Wednesday, January 9, 2013

Tacoma, Washington: LeMay Family Collection

 I took a lot of photos of historical buildings, bought lots of crazy knee high socks and drank the best coffee while I was in Washington State with my family.  I mostly visited Bainbridge Island, Port Townsend and Hansville. My objective was to take at least one inspired photo per day despite the rain or chilly temperatures.  The inspiration came easily when Jeffrey and I spent the day at LeMay America's Car Museum and LeMay Family Collection.  All the photos on this post were taken from the Family Collection in Tacoma, Washington.  The Family Collection was more interesting than America's Car Museum in Tacoma, Washington.  

Inside the white warehouse at LeMay Family Collection

The tour guide was exceptional.  He had the black jacket and ball cap on the left. He didn't try to win us over with puns or cheesy game show style questioning, he was a passionate volunteer.  It was as if he was changing oil in his garage and we were just leaning against a work bench listening to stories.  I did zone him out at times like when I gazed into a 1950’s convertible and fantasized sha-na-na teens ordering at a drive-thru burger stand.  This guy talked about the cars and trucks like they were family.  There are thousands of cars in LeMay’s collection and we saw a mere fraction.

Once the pack of us stepped through the aluminum threshold, I felt like I had shrunk down and walked through my brothers red Hot Wheels collector case.

The Lucky sign was the best, it was a man cave trophy bigger than ever. The experience enlightened me.  It made me feel that it is OK to want and have anything you want. Harold LeMay of Harold LeMay Enterprises had a refuse company in the Tacoma, Washington.  His car collecting started in the 1960's when his friend asked him to join a Model T club because it was fun.  All he ever wore was a white t-shirt and jeans and drove a hot pink Tracker for gas economy.  His main focus was to save money in order to buy more cars.  

This was a single story layout and most of the cars were American made, turn of the century and beyond.  I liked all the 1950’s cars.  The guide didn’t stop at each car or I would have clobbered him.

LeMay even collected vintage automobilia, I am surprised he didn’t have an entire service station from the 1950’s in a corner. There were some cars that had the original paper taped to the window from when he bought it!

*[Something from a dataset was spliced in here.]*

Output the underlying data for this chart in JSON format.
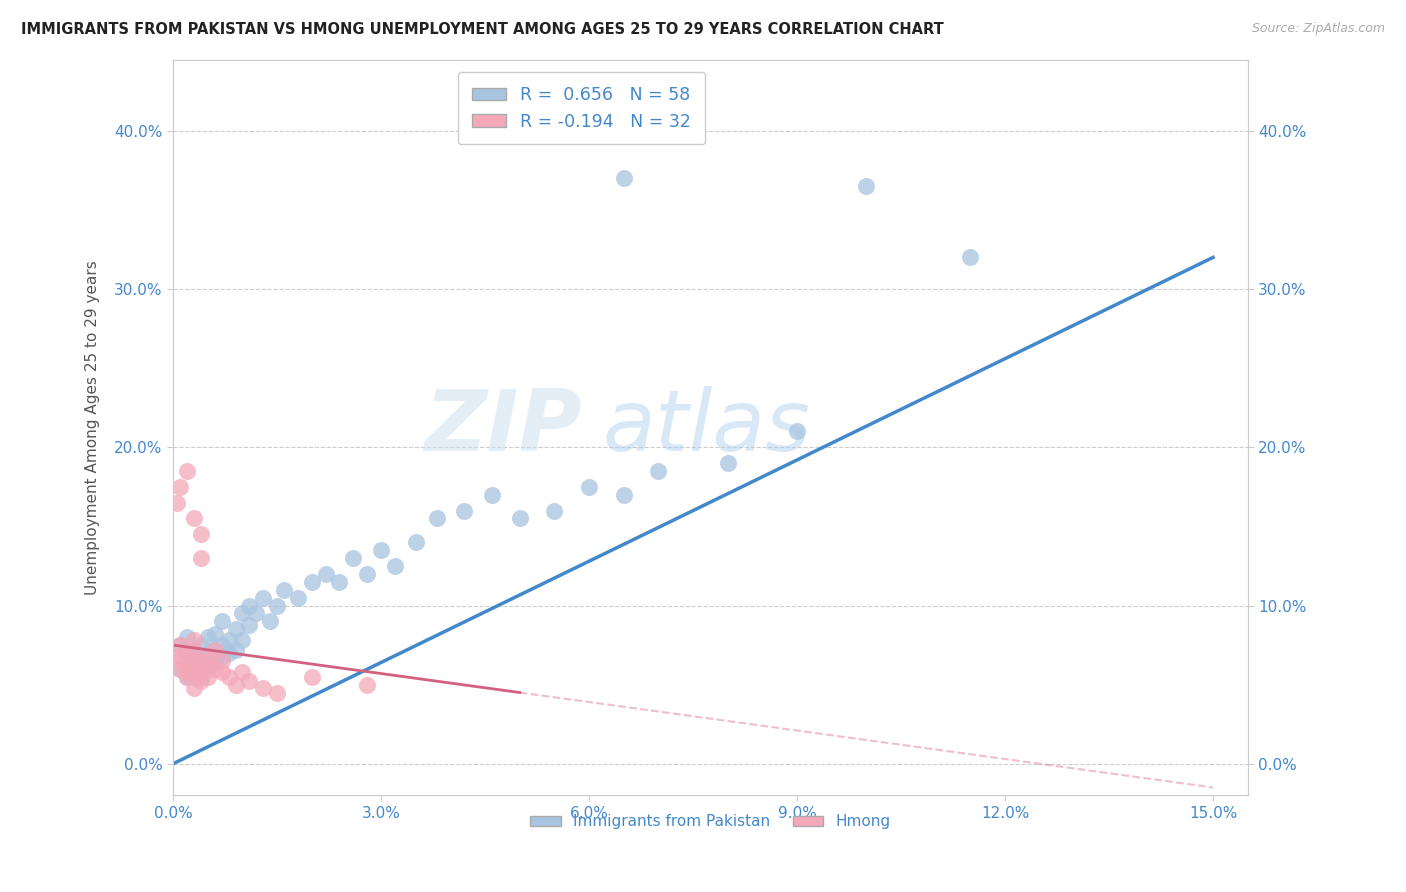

1959 Pink Cadillac with the fin at it's pinnacle of height and sharpness.  
I learned that after 1959 the point continued to get smaller and finally go away.

1958 Chevrolet Apache Cameo *guess who wants this for their very own?* 

I think trying to describe the collection is beyond this blog.  It is like going to the Grand Canyon to see what a large space is.  You really won't understand until you experience it for yourself.  I have more knowledge on cars than ever before. It wasn't the details that matter.  I do know that the Pearce Arrow hood emblem was designed with the janitor posing with a broom because he was really cut! It was feeling from our tour guide that stays with me.  By the 4th warehouse of cars he wasn't tired of talking about cars. He wasn't winding down at all.  I was ready to scream and run away if he mentioned going into another warehouse.  We were lucky I guess for getting to hang out with someone who knew and loved cars so much. 

 If someone reads this post and knows him, please let me know.


  1. Sounds like fun. Hard to believe one person bought all of those cars. You could just drive a new car every day.

  2. Never too late to start a collection, no matter how big or small.
    Lake wobegon talking

  3. Erik, it is so awesome of you to read and comment on my post. I am thrilled that you like it. Next year why don't we all go visit the Family Collection again. I would never tire of seeing those cars. Did I just say that?!